It's telling, though, that these savings aren't anticipated until the 2017-2018 financial year. Planning for that kind of consolidation takes time, and the effort required often leads to ancient ERP systems running well past their use-by date.
At a media briefing in Sydney yesterday, Telsyte analyst Rodney Gedda discussed recent Australian research into how to effectively modernise ERP. The study, sponsored by ERP vendor Epicor, highlighted six typical reasons why ERP still bites.
It's too inflexible
"Most ERP apps don't support change well," Gedda noted. Attempting to alter the fixed processes used by most ERP platforms can cause its own problems. "Some customers have implementation fatigue and don't want to change," said Epicor's regional VP Craig Charlton.
How to fix it: If you can't get the system to do what you need, firstly check that you actually know how to use it properly (a point we're about to return to). If you're confident you know its capabilities, consider an upgrade or a migration
It's too complex
"ERP feature use is languishing below 50 per cent," Gedda noted. "ERP is the core of your business, so if you're not getting the most value out of it, you're potentially missing out on business."
How to fix it: Invest in training. ERP software is not something that you can simply sit down and learn. While you can design simplified interfaces for inputting data -- a point we'll return to -- it's foolish to assume that you can install it and forget it.
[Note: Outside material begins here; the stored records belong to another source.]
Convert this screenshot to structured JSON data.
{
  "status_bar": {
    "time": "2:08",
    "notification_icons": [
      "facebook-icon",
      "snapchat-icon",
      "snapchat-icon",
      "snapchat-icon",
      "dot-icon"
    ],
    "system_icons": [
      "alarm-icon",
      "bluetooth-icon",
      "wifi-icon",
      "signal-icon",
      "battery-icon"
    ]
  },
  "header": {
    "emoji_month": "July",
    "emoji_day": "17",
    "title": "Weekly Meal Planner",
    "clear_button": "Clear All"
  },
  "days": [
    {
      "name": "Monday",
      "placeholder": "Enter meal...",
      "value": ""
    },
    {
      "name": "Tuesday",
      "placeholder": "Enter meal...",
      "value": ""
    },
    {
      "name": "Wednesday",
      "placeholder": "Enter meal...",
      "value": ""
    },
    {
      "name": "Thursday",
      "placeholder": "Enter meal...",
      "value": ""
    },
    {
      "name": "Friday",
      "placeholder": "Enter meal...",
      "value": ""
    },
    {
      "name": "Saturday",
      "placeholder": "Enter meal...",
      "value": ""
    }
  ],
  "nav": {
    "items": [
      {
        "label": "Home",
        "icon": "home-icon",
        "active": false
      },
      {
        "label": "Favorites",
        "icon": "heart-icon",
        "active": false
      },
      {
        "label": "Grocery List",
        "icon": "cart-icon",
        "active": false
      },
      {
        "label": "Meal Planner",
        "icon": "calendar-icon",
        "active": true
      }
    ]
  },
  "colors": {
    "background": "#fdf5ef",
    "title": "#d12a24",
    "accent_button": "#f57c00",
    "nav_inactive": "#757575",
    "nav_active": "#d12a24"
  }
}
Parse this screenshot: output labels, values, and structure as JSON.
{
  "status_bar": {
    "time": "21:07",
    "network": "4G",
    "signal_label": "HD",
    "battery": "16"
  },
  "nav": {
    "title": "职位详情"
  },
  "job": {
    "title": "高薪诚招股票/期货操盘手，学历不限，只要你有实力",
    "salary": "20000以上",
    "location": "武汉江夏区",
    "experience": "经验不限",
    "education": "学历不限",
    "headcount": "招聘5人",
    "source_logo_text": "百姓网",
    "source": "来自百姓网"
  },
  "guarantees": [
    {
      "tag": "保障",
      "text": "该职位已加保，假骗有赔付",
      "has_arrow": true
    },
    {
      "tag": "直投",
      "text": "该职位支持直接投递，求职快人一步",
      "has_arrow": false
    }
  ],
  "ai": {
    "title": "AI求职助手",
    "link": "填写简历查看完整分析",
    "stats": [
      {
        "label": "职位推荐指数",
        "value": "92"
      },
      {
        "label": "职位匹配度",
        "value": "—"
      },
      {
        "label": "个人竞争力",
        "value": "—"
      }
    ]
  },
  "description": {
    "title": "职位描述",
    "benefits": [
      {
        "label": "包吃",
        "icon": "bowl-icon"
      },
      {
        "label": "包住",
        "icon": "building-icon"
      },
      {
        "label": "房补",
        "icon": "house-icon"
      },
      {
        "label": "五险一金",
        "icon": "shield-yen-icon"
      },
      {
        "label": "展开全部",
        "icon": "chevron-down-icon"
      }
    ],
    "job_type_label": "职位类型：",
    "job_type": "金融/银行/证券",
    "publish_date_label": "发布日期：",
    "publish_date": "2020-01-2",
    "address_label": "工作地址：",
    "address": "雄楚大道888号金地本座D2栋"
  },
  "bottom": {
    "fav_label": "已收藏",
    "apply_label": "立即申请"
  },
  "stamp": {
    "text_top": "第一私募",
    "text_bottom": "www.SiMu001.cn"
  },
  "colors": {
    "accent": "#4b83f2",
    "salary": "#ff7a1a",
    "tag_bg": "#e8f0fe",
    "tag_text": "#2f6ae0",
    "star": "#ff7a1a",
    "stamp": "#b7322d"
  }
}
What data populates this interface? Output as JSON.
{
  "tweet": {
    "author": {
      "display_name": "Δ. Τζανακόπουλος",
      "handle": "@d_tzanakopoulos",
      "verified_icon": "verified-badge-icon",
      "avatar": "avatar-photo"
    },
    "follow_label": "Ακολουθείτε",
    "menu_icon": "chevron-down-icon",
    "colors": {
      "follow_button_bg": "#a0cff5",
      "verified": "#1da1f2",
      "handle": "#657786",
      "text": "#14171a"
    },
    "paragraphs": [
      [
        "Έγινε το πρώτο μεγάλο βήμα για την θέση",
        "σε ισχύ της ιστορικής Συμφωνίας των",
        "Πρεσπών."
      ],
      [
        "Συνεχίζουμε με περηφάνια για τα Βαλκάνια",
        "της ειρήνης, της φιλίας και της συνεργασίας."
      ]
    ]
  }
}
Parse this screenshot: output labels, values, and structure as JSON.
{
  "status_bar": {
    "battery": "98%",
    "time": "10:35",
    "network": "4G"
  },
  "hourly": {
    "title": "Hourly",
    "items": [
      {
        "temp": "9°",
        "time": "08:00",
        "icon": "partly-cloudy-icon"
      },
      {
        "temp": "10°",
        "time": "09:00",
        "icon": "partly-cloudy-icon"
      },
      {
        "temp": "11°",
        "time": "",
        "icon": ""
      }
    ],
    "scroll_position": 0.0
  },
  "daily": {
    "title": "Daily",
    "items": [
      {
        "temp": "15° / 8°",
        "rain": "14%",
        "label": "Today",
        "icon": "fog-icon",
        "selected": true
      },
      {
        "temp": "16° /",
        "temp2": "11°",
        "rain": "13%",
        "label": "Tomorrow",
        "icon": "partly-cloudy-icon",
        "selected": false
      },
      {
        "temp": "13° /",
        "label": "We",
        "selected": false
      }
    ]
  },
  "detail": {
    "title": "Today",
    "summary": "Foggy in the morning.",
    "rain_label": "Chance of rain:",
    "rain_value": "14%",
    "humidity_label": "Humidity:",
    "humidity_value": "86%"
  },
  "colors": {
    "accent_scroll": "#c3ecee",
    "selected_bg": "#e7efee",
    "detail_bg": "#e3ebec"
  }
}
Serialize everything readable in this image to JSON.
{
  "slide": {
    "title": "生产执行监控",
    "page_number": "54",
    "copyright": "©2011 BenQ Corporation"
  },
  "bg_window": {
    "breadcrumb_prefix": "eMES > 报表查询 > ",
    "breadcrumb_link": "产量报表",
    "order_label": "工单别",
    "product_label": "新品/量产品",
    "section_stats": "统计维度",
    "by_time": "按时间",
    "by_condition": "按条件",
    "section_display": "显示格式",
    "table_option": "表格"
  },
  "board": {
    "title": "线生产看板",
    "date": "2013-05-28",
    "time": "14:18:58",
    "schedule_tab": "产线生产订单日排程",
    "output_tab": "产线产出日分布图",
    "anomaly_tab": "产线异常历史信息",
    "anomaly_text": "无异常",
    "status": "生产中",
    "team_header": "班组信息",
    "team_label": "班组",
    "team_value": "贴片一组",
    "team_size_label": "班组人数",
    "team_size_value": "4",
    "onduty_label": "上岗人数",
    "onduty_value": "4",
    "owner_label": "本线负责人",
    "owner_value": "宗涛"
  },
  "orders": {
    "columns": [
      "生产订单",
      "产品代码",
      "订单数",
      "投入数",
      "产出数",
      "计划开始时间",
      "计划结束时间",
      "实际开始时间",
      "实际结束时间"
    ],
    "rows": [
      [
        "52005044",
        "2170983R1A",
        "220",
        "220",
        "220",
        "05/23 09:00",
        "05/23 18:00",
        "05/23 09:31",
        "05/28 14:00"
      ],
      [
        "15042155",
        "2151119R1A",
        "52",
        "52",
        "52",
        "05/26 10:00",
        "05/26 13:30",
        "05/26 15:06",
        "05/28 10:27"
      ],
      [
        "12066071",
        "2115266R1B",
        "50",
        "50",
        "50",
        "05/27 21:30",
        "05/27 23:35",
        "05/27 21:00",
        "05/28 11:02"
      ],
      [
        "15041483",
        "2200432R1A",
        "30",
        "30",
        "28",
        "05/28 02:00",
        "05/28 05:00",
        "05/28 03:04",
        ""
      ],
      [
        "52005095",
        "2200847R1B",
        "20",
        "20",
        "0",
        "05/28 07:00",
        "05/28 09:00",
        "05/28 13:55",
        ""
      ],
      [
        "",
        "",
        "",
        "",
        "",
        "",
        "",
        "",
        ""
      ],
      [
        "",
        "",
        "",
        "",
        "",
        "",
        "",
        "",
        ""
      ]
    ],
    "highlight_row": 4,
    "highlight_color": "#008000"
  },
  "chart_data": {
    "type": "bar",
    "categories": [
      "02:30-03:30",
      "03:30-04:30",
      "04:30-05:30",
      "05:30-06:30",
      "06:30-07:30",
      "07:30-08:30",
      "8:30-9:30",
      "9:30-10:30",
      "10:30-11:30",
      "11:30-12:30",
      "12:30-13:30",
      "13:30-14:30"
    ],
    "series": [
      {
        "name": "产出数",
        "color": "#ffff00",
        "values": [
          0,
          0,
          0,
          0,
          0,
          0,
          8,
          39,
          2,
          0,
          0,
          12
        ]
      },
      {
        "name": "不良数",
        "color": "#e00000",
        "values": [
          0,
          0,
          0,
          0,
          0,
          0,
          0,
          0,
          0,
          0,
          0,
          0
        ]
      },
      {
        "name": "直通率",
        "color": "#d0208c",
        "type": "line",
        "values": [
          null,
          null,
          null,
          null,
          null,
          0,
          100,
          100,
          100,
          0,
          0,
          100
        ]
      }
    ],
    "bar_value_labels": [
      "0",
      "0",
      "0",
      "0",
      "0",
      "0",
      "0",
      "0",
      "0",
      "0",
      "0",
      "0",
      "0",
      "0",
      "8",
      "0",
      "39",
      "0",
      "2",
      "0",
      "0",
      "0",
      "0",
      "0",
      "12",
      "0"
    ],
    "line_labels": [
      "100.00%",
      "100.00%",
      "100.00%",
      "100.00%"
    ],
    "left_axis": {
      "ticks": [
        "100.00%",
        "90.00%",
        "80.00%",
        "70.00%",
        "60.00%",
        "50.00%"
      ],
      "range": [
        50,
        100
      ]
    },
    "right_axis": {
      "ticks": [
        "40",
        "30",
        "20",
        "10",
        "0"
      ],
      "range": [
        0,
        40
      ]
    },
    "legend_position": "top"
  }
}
It doesn't play well with others
Data integration between ERP platforms and other applications is often poor. "People just expect that they'll have access to whatever they'll need," said Charlton. The reality is frequent rekeying.
How to fix it: Investigate using APIs to import data, rather than relying on manual processes. "Data entry should be the last resort," said Charlton.
The user interface sucks, especially on mobile
Honestly, there are limits to what you can do about this. Financial systems and tracking applications are always going to involve a degree of complexity, and what works on a laptop or desktop is unlikely to translate well to a mobile device. "You can't put 100 business process into a mobile app," Gedda said. "You have to pick the key four or five."
How to fix it: If you're trying to move ERP apps and processes, focus on very specific needs. "Build apps that are aimed at specific verticals," Charlton suggests.
It isn't aligned with business processes
None of these tools are likely to be well-loved if they're not actually useful. You can't choose the format for a general ledger, but you can streamline the processes involved in collecting data.
How to fix it: Survey your staff and find out what they actually do and where the pain points are.